Renato Gavazzi, coordenador pedagógico do curso explica que ele foi pensado como uma ação educacional para a gestão dos territórios indígenas: “Propiciamos a discussão relacionada ao uso e a conservação dos recursos naturais. Os AAFIs também são responsáveis em discutir os seus planos de gestão”. Ele explica que nos cursos “são desenvolvidas atividades com a proposta de formar indivíduos que atuem na implementação e no manejo de diferentes modelos agroflorestais dentro do principio da agroecologia nas terras indígenas, e fortalecendo os processos de gestão territorial e ambiental em suas comunidades”.
As aulas possibilitam a troca de saberes entre os Agentes Agroflorestais e a equipe da CPI-Acre em diversas áreas do conhecimento como agrofloresta, avicultura, informática meliponicultura, matemática, arqueologia, ecologia indígena,  cartografia indígena, além de promover o uso de GPS para o monitoramento ambiental. São realizadas atividades de implantação e manejo de horta orgânica, que são modelos demonstrativos do Centro de Formação. Nas aulas de Arte e Ofício, os AAFIs confeccionam esculturas que representam mitos indígenas e aspectos da natureza reaproveitando madeira.
Armédio Carneiro Alvez, Agente Agroflorestal do povo Katukina, de 34 anos, que vive na aldeia Varinawa, na Terra Indígena Campinas/Katukina, acredita que o “papel do AAFI é trabalhar com o plano de gestão territorial e a vigilância da terra indígena. Também temos que fazer articulação política, reuniões na comunidade e educação ambiental”.
“Não é só plantar, fazer viveiros e manejar. Tem que trabalhar na orientação e conscientização da comunidade”, explica o AAFI Erivaldo Sérgio ou Bina Huni Kuĩ (nome indígena), de 32 anos, que mora na aldeia Pinuya, na Terra Indígena Colônia 27. “O nosso projeto é ver todas as famílias trabalhando com sistemas agroflorestais, avicultura, piscicultura e frutíferas. Esse é o meu sonho, o meu povo feliz e com riqueza de alimentos”, completa.
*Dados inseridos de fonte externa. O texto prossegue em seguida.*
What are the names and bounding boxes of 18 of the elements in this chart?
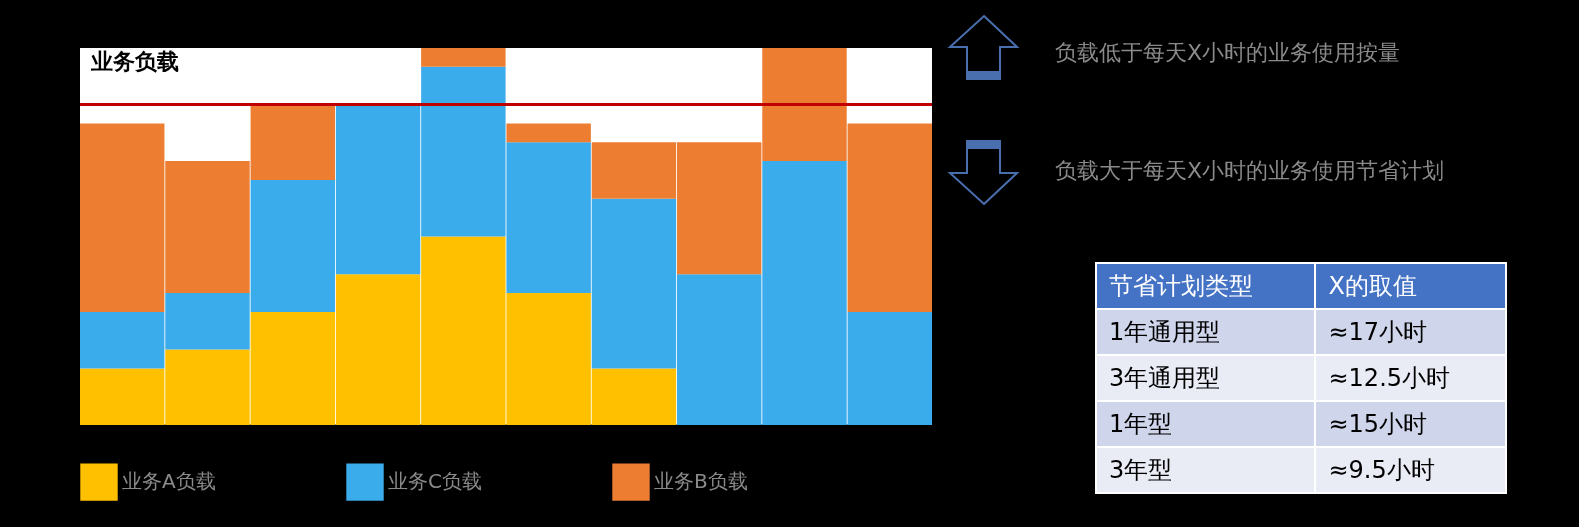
text: ≈17小时: [1315, 309, 1506, 355]
text: 负载低于每天X小时的业务使用按量: [1055, 39, 1401, 67]
legend-label: 业务A负载: [122, 469, 216, 494]
text: 负载大于每天X小时的业务使用节省计划: [1055, 157, 1445, 185]
text: 3年通用型: [1096, 355, 1316, 401]
legend-label: 业务B负载: [654, 469, 748, 494]
text: 1年型: [1096, 401, 1316, 447]
text: ≈12.5小时: [1315, 355, 1506, 401]
text: ≈9.5小时: [1315, 447, 1506, 493]
chart-title: 业务负载: [89, 49, 179, 74]
text: X的取值: [1315, 263, 1506, 309]
bar: [506, 123, 591, 143]
text: 节省计划类型: [1096, 263, 1316, 309]
text: 3年型: [1096, 447, 1316, 493]
text: ≈15小时: [1315, 401, 1506, 447]
text: 1年通用型: [1096, 309, 1316, 355]
legend-label: 业务C负载: [388, 469, 482, 494]
bar: [421, 48, 506, 67]
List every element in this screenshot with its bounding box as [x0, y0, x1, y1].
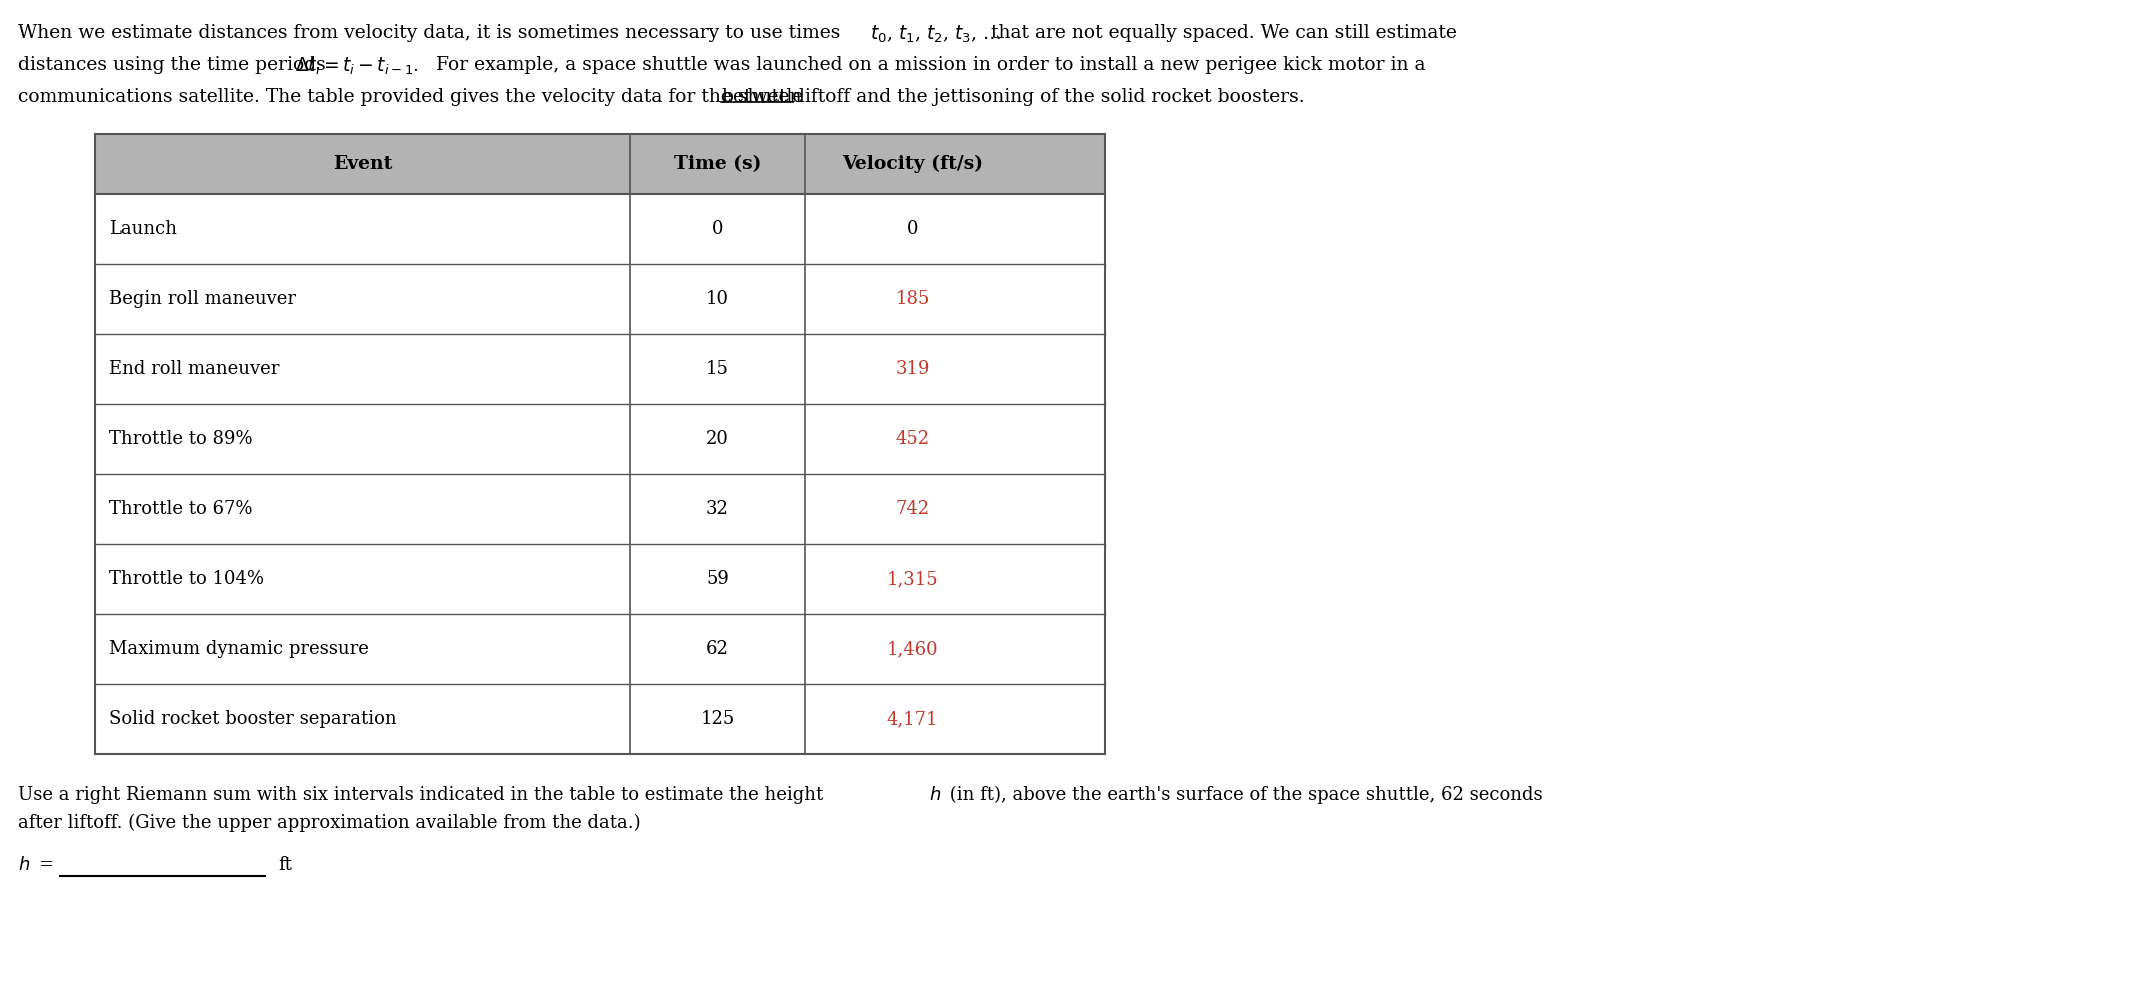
- Text: liftoff and the jettisoning of the solid rocket boosters.: liftoff and the jettisoning of the solid…: [793, 88, 1305, 106]
- Text: 319: 319: [896, 360, 931, 378]
- Text: 742: 742: [896, 500, 931, 518]
- Text: 452: 452: [896, 430, 931, 448]
- Text: 185: 185: [896, 290, 931, 308]
- Text: communications satellite. The table provided gives the velocity data for the shu: communications satellite. The table prov…: [17, 88, 810, 106]
- Text: between: between: [722, 88, 801, 106]
- Text: ft: ft: [278, 856, 293, 874]
- Text: Throttle to 104%: Throttle to 104%: [110, 570, 265, 588]
- Text: 32: 32: [707, 500, 728, 518]
- Text: 1,460: 1,460: [887, 640, 939, 658]
- Text: End roll maneuver: End roll maneuver: [110, 360, 280, 378]
- Text: Throttle to 67%: Throttle to 67%: [110, 500, 252, 518]
- Text: 62: 62: [707, 640, 728, 658]
- Text: $h$: $h$: [17, 856, 30, 874]
- Bar: [95, 134, 1105, 754]
- Text: Event: Event: [334, 155, 392, 173]
- Text: $t_0$, $t_1$, $t_2$, $t_3$, $\ldots$: $t_0$, $t_1$, $t_2$, $t_3$, $\ldots$: [870, 24, 1002, 46]
- Text: Velocity (ft/s): Velocity (ft/s): [842, 155, 982, 174]
- Text: Solid rocket booster separation: Solid rocket booster separation: [110, 710, 396, 728]
- Text: 1,315: 1,315: [887, 570, 939, 588]
- Text: Throttle to 89%: Throttle to 89%: [110, 430, 252, 448]
- Text: 10: 10: [707, 290, 728, 308]
- Text: Launch: Launch: [110, 220, 177, 238]
- Text: =: =: [39, 856, 54, 874]
- Text: 4,171: 4,171: [887, 710, 939, 728]
- Bar: [95, 134, 1105, 194]
- Text: Use a right Riemann sum with six intervals indicated in the table to estimate th: Use a right Riemann sum with six interva…: [17, 786, 829, 804]
- Text: after liftoff. (Give the upper approximation available from the data.): after liftoff. (Give the upper approxima…: [17, 814, 640, 832]
- Text: that are not equally spaced. We can still estimate: that are not equally spaced. We can stil…: [984, 24, 1456, 42]
- Text: Begin roll maneuver: Begin roll maneuver: [110, 290, 295, 308]
- Text: $\Delta t_i = t_i - t_{i-1}$.: $\Delta t_i = t_i - t_{i-1}$.: [295, 56, 420, 77]
- Text: (in ft), above the earth's surface of the space shuttle, 62 seconds: (in ft), above the earth's surface of th…: [943, 786, 1542, 805]
- Text: Maximum dynamic pressure: Maximum dynamic pressure: [110, 640, 368, 658]
- Text: For example, a space shuttle was launched on a mission in order to install a new: For example, a space shuttle was launche…: [431, 56, 1426, 74]
- Text: 59: 59: [707, 570, 728, 588]
- Text: 0: 0: [907, 220, 918, 238]
- Text: 20: 20: [707, 430, 728, 448]
- Text: 15: 15: [707, 360, 728, 378]
- Text: $h$: $h$: [928, 786, 941, 804]
- Text: 125: 125: [700, 710, 735, 728]
- Text: When we estimate distances from velocity data, it is sometimes necessary to use : When we estimate distances from velocity…: [17, 24, 847, 42]
- Text: distances using the time periods: distances using the time periods: [17, 56, 332, 74]
- Text: 0: 0: [711, 220, 724, 238]
- Text: Time (s): Time (s): [674, 155, 760, 173]
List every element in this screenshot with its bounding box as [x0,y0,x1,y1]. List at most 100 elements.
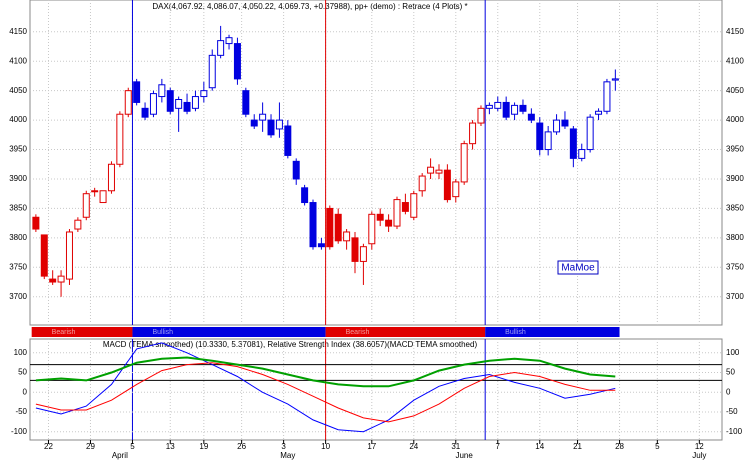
x-tick-label: 5 [655,442,660,451]
candle-body [116,113,124,165]
candle-body [250,119,258,127]
candle-body [611,78,619,81]
regime-label: Bearish [52,329,76,336]
y2-tick-label: 50 [18,368,27,377]
regime-label: Bearish [346,329,370,336]
candle-body [301,187,309,204]
indicator-title: MACD (TEMA smoothed) (10.3330, 5.37081),… [103,340,478,349]
x-tick-label: 26 [237,442,246,451]
x-tick-label: 5 [130,442,135,451]
y2-tick-label-right: 100 [726,348,740,357]
x-tick-label: 28 [615,442,624,451]
x-tick-label: 21 [573,442,582,451]
candle-body [477,107,485,124]
y-tick-label: 4000 [9,115,27,124]
y-tick-label-right: 3900 [726,174,744,183]
candle-body [183,101,191,112]
candle-body [91,190,99,193]
y-tick-label: 3900 [9,174,27,183]
candle-body [452,181,460,198]
y-tick-label: 3950 [9,145,27,154]
candle-body [418,175,426,192]
candle-body [494,101,502,109]
candle-body [225,37,233,45]
candle-body [469,122,477,145]
candle-body [40,234,48,277]
month-label: June [455,451,473,460]
candle-body [502,101,510,118]
candle-body [99,190,107,204]
indicator-line [35,342,616,433]
chart-title: DAX(4,067.92, 4,086.07, 4,050.22, 4,069.… [152,2,467,11]
candle-body [74,219,82,230]
candle-body [578,149,586,159]
month-label: May [280,451,295,460]
y-tick-label-right: 3700 [726,292,744,301]
candle-body [368,213,376,245]
regime-band [325,327,486,337]
watermark: MaMoe [561,263,595,274]
regime-band [132,327,326,337]
regime-band [31,327,133,337]
indicator-line [35,356,616,388]
candle-body [242,90,250,115]
candle-body [376,213,384,221]
y2-tick-label-right: -50 [726,407,738,416]
candle-body [544,131,552,151]
candle-body [292,160,300,180]
x-tick-label: 29 [86,442,95,451]
y2-tick-label: 0 [23,387,28,396]
candle-body [351,237,359,262]
x-tick-label: 7 [496,442,501,451]
candle-body [217,40,225,56]
x-tick-label: 10 [321,442,330,451]
candle-body [124,90,132,115]
y2-tick-label: -100 [11,427,28,436]
y-tick-label: 3850 [9,204,27,213]
candle-body [401,202,409,212]
x-tick-label: 17 [367,442,376,451]
x-tick-label: 24 [409,442,418,451]
candle-body [343,231,351,242]
candle-body [334,213,342,242]
y2-tick-label: -50 [15,407,27,416]
candle-body [208,54,216,89]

Desde a sua criação em 1994, o Centro de Formação dos Povos da Floresta deu aos Agentes Agroflorestais Indígenas a possibilidade deles experimentarem novas práticas de manejo sustentável dos recursos naturais, alem de valorizar e recuperar as práticas tradicionais no manejo da paisagem. “O surgimento do curso de formação também está relacionado com a criação do Centro de Formação. O primeiro curso aconteceu em 1996, dois anos após a compra do sítio. A gente pegou uma área muito degradada, que era pasto, e em quase 20 anos ela foi quase totalmente reflorestada com a implementação de SAFs pelos AAFIs”, lembra Renato Gavazzi, explicando que a agrofloresta não pode ser ensinada apenas através de um discurso: “é necessário ter uma prática. Temos aqui algo materializado que é uma floresta produtiva que foi implementada e manejada por nós. Aqui temos um manejo específico, que não pensa só na produtividade. A gente pensa também na paisagem, para criar um lugar agradável e bonito oferecendo alimento e moradia para os animais. O  tucano tem o direito de colocar o seu ninho num pau velho de uma árvore”.
O coordenador pedagógico do curso também acredita que um dos resultados da formação é ver hoje muitas das terras indígenas do Acre com seus quintais e sistemas agroflorestais, com enriquecimento das capoeiras, e com produção e manejo de quelônios, por exemplo. “O desafio é continuar trabalhando no fortalecimento dos povos indígenas para que tenham autonomia para discutir os seus territórios, e para que possam implementar modelos de desenvolvimento relacionados ao seu próprio contexto”.